The Dilution Cryostate

We are using basically the same NMR electronics in the dilution cryostate as we are using in the flow cryostate. The main difference to the setup in the flow cryostate is the external pulse programmer, an RS-670 40 MHz Digital Word Generator and the external data acquisition in a Le Croy dual 300MHz oscilloscope. These devices have the advantage of being very accurate and easy to handle and the disadvantage of being very expensive and having quite a slow data transfer rate to the computer. We will change this setup to one similar to the flow cryostate soon. For that reason I don't want to go into technical details. The only thing I'd like to mention is the cryostate itself.
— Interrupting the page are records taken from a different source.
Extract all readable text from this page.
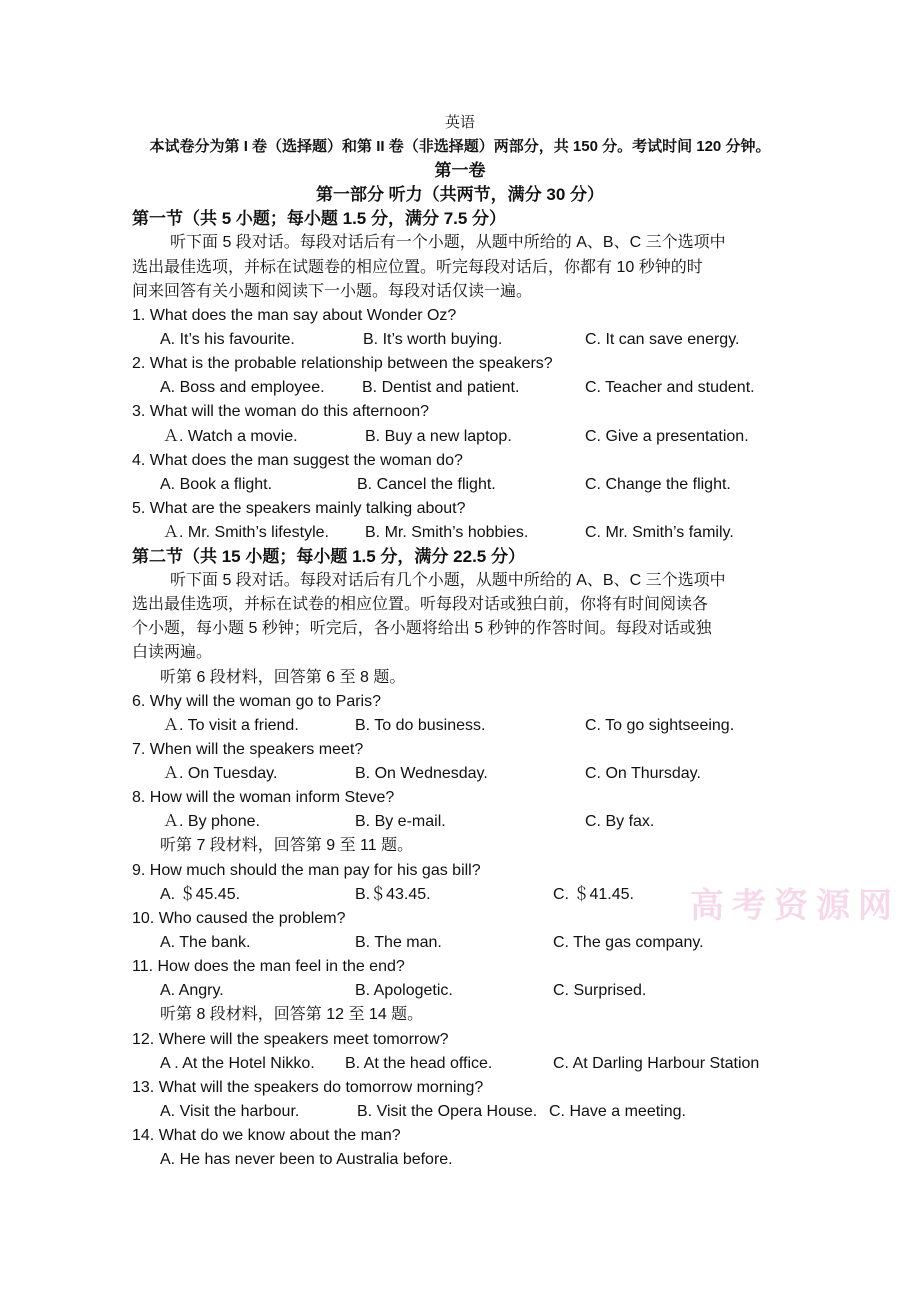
英语
本试卷分为第 I 卷（选择题）和第 II 卷（非选择题）两部分，共 150 分。考试时间 120 分钟。
第一卷
第一部分 听力（共两节，满分 30 分）
第一节（共 5 小题；每小题 1.5 分，满分 7.5 分）
听下面 5 段对话。每段对话后有一个小题，从题中所给的 A、B、C 三个选项中
选出最佳选项，并标在试题卷的相应位置。听完每段对话后，你都有 10 秒钟的时
间来回答有关小题和阅读下一小题。每段对话仅读一遍。
1. What does the man say about Wonder Oz?
A. It’s his favourite.	B. It’s worth buying.	C. It can save energy.
2. What is the probable relationship between the speakers?
A. Boss and employee. B. Dentist and patient.	C. Teacher and student.
3. What will the woman do this afternoon?
Ａ. Watch a movie.	B. Buy a new laptop.	C. Give a presentation.
4. What does the man suggest the woman do?
A. Book a flight.	B. Cancel the flight.	C. Change the flight.
5. What are the speakers mainly talking about?
Ａ. Mr. Smith’s lifestyle. B. Mr. Smith’s hobbies.	C. Mr. Smith’s family.
第二节（共 15 小题；每小题 1.5 分，满分 22.5 分）
听下面 5 段对话。每段对话后有几个小题，从题中所给的 A、B、C 三个选项中
选出最佳选项，并标在试卷的相应位置。听每段对话或独白前，你将有时间阅读各
个小题，每小题 5 秒钟；听完后，各小题将给出 5 秒钟的作答时间。每段对话或独
白读两遍。
听第 6 段材料，回答第 6 至 8 题。
6. Why will the woman go to Paris?
Ａ. To visit a friend.	B. To do business.	C. To go sightseeing.
7. When will the speakers meet?
Ａ. On Tuesday.	B. On Wednesday.	C. On Thursday.
8. How will the woman inform Steve?
Ａ. By phone.	B. By e-mail.	C. By fax.
听第 7 段材料，回答第 9 至 11 题。
9. How much should the man pay for his gas bill?
A. ＄45.45.	B.＄43.45.	C. ＄41.45.
10. Who caused the problem?
A. The bank.	B. The man.	C. The gas company.
11. How does the man feel in the end?
A. Angry.	B. Apologetic.	C. Surprised.
听第 8 段材料，回答第 12 至 14 题。
12. Where will the speakers meet tomorrow?
A . At the Hotel Nikko. B. At the head office.	C. At Darling Harbour Station
13. What will the speakers do tomorrow morning?
A. Visit the harbour.	B. Visit the Opera House. C. Have a meeting.
14. What do we know about the man?
A. He has never been to Australia before.
高考资源网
For all measurements below 20K we were using a TLM 400 dilution refrigerator. For a detailed description of the principles of a dilution refrigerator please see e.g. [#!lowtempbook!#]. A sketch is given in figure . The sample is placed in the glass tail (GT) in direct contact with the ³He-⁴He-mixture. This setup is advantageous because of its very good heat contact. With this setup the energy deposited in the sample after an rf-pulse is removed quickly even at low temperatures. Nevertheless the time to achieve equilibrium after a pulse is increasing with decreasing temperature such that there is a low temperature limit of around 35mK. The setup also enables us to use the dilution refrigerator like a flow refrigerator. Bypassing the booster pump and using only the mechanical pump for the circulation one can go up to temperatures of about 20K. Then it is no more the two phases in the mixing chamber that are cooling but a flow of gaseous He who forms the heat contact of the sample with the 1K pot. We usually even increased the pressure in the 1K pot. Having all the mixture in the gaseous phase required us to store 5/6 of it in the dumbs in order to reduce the pressure in the closed cycle. This procedure enables us to cover all the temperature range from 35mK to 20K with the dilution refrigerator, only having a little gap at around 2K where we have to take off the mixture. The direct contact and the fact that the cryostate is top-loading also enabled us to change the tank circuit (involves unmounting and remounting the probe) within one day.

  

Figure: The dilution refrigerator. It consists in a closed ³He-⁴He-cycle and a 1K pot for precooling the mixture. In regulating the pressure in the 1K pot with (PR) we can stabilize its temperature between 4.2K and 1.6K. The precooled mixture condenses in (C) and finally ends up in (MC)/(GT). The mixing chamber is pumped through the still (S) which can be heated a bit to increase the pressure locally. The pumping is performed either with a booster pump in combination with a mechanical pump or with only a mechanical pump. Image source: [#!juerg!#], p. 33

For the temperature control we used four RuO₂ thick film resistors for their low magnetoresistance. Two were placed at the probe head and two at the teflon tube in which the probe head is inserted. In each pair one of them had a room temperature resistance of 1k and the other of 100k. The 1k was used to control the range below 4K, the 100k was used for all temperatures above. To bring the mixture to the desired temperature we heated it in the teflon tube; the heater was regulated with the resistors at the teflon tube. All the resistance measurements -- also in the flow cryostate -- were 4-point measurements.